Russia to Supply Uranium to IAEA Bank in Kazakhstan

The International Atomic Energy Agency (IAEA) and Russia have signed an agreement on the transport of low-enriched uranium and equipment necessary for the functioning of IAEA’s Low Enriched Uranium Bank (LEU) in Kazakhstan, Forbes Kazakhstan reports.

The contract was signed yesterday during the 62nd IAEA General Conference being held in Vienna this week by Mark Bassett, IAEA LEU Bank executive, and Oleg Kozin, deputy director general of Tenex, which is a subsidiary of Russia’s state-owned nuclear giant Rosatom.

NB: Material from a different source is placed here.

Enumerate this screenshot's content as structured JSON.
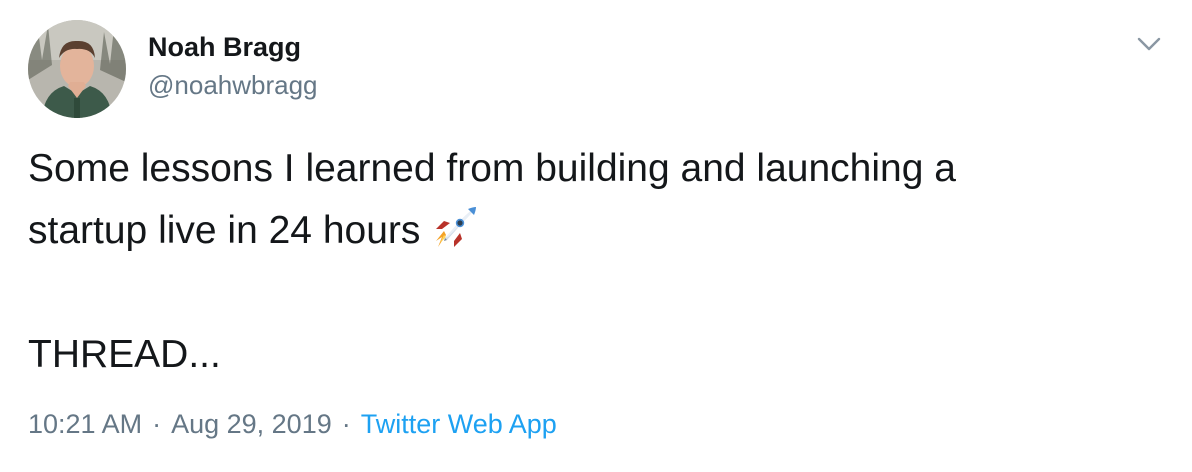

Announcing the contract signing, the IAEA noted that the Bank will host a reserve of LEU and act as a supplier of last resort for IAEA Member States in case the supply of LEU to a nuclear power plant is disrupted due to exceptional circumstances and the Member State is unable to secure LEU from the commercial market or by any other means. LEU is the basic ingredient used to fabricate fuel for most nuclear power reactors.

The storage facility for the LEU Bank was inaugurated in August last year in a ceremony attended by Nursultan Nazarbayev, the president of Kazakhstan, and Yukiya Amano, the director general of the IAEA.

It is an 880-square meter high-security warehouse at the Ulba Metallurgical Plant (UMP) in Ust-Kamenogorsk, Kazakhstan. It is owned and managed by UMP.